El-Fetih’in bu ihaneti, ki FKÖ’nün sol kanadını (Filistin Demokratik Halk Kurtuluş Cephesi, Filistin Halk Kurtuluş Cephesi) kendi itibarsızlığına sürüklemiştir, Filistin burjuvazisinin dinci kanadı olan Hamas’ın 2006 senesinde seçimleri kazanmasına imkân sağlamıştır. El-Fetih, emperyalizmin de desteğiyle iktidarı Batı Şeria’da muhafaza etmiş ancak Gazze Şeridi’nde kaybetmiştir. İsrail, Gazze Şeridi’ni 11 sene içinde üç kez imha etmiştir ve 2007 senesinden beri hava ve deniz ablukası altında tutmaktadır. Avrupa Birliği Gazze Şeridi’ne yardım etmektedir; ayrıca Hamas iki İslamcı rejim (Katar ile İran) tarafından finansal ve askeri açıdan desteklenmektedir. İsrail ve Mısır’ın baskısı altında, İsrail’i resmi olarak tanımasa da Hamas da iki devlet prensibini kabul etmiştir. 2007 senesinde tüzüğünü Filistin’in 1967 hudutları çerçevesinde paylaşılmasını kabul eden şekilde, yani Birleşmiş Milletler tavrıyla aynı olacak şekilde gözden geçirmiştir.

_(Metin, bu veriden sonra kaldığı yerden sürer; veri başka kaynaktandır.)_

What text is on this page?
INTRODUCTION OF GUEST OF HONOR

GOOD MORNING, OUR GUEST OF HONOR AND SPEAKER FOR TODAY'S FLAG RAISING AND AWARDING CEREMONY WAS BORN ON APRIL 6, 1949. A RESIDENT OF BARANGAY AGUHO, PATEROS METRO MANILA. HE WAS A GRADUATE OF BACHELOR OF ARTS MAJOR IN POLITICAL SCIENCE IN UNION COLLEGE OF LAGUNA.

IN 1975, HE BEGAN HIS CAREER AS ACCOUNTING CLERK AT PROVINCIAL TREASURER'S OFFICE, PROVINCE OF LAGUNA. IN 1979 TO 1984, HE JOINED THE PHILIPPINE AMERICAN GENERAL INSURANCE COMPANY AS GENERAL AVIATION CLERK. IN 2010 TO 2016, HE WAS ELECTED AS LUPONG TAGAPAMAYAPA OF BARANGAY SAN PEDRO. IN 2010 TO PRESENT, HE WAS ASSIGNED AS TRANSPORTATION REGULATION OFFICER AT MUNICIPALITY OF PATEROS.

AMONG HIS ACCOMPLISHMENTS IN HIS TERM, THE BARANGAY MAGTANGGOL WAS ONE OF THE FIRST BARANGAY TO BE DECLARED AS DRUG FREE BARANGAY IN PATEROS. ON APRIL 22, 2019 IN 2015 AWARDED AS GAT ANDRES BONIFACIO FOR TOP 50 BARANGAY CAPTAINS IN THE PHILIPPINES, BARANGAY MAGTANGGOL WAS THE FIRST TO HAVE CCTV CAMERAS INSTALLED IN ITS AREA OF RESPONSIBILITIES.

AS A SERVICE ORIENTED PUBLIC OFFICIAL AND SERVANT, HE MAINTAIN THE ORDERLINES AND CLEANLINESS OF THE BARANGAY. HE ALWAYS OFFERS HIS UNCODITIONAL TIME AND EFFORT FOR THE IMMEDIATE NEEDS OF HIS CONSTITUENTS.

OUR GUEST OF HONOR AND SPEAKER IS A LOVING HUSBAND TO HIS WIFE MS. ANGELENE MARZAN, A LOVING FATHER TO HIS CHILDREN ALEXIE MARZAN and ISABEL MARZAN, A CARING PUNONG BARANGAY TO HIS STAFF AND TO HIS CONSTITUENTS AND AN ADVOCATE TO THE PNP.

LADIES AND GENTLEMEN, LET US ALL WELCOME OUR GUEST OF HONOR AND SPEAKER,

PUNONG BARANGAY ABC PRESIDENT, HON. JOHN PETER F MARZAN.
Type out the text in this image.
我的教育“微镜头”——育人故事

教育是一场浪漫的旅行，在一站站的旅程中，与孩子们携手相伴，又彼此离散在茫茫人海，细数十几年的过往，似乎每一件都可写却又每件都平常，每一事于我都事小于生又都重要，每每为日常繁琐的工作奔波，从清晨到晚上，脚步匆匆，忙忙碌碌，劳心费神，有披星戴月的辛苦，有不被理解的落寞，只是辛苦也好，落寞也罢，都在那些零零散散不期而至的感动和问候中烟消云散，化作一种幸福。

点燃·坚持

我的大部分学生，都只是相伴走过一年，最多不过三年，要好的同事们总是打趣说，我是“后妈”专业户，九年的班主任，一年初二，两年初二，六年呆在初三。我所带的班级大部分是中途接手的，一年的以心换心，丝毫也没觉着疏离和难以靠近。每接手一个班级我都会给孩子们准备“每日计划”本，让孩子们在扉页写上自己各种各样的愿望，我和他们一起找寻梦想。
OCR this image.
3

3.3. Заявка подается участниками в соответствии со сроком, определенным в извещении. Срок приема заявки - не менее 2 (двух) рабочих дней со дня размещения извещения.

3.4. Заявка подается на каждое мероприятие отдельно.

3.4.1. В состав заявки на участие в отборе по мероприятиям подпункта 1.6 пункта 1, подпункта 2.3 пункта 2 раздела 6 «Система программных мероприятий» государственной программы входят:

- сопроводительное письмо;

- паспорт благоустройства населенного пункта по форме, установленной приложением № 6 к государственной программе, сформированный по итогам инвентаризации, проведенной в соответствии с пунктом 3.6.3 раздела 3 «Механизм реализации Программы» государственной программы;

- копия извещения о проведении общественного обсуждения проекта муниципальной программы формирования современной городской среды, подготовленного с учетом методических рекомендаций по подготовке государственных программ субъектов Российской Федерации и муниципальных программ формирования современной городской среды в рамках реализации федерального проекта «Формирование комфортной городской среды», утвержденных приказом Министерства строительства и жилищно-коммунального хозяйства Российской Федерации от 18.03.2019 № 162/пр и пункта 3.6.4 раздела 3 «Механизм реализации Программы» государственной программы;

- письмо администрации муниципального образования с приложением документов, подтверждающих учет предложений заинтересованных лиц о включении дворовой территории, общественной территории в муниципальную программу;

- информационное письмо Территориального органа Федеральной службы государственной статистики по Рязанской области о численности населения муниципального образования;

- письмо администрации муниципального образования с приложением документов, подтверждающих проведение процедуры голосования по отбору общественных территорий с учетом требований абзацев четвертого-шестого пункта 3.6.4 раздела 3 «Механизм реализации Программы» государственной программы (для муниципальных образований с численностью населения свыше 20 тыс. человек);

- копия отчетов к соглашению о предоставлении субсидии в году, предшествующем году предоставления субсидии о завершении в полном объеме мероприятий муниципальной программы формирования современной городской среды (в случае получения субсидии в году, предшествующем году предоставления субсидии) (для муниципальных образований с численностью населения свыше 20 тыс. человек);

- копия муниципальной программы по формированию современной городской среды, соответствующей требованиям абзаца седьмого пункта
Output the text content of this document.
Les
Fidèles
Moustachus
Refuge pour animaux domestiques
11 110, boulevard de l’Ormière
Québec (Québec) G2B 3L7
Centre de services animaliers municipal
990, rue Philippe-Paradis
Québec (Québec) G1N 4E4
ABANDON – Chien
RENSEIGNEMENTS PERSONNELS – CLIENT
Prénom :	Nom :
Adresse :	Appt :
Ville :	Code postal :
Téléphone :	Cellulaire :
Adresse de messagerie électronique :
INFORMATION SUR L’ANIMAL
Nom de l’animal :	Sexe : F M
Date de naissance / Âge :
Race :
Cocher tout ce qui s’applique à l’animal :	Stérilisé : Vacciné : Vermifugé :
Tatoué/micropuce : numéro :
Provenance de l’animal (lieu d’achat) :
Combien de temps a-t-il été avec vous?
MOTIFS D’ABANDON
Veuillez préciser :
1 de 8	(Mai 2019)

“İki devlet”, yani sömürgeciliğin meşrulaştırılması
Trump, pozisyonunun Filistinlilerin kendi devletleri olması hakkını ihtiva ettiğinden dolayı “dengeli” olduğunu iddia etmektedir. Bunda yeni bir şey yoktur çünkü 1937 senesindeki Peel komisyonunun, 1947 senesinde Birleşmiş Milletler’in, 1994 senesinde Oslo anlaşmalarının, 1998 senesinde Wye River anlaşmasının, 2003 senesindeki “yol haritasının” çözümü de buydu. Buna rağmen Oslo anlaşmalarının eski bir İsrailli müzakerecisi, yeni Amerikan projesinin Filistin burjuvazisinin siyasi temsilcilerini kafi seviyede desteklememesinden yakınmaktadır.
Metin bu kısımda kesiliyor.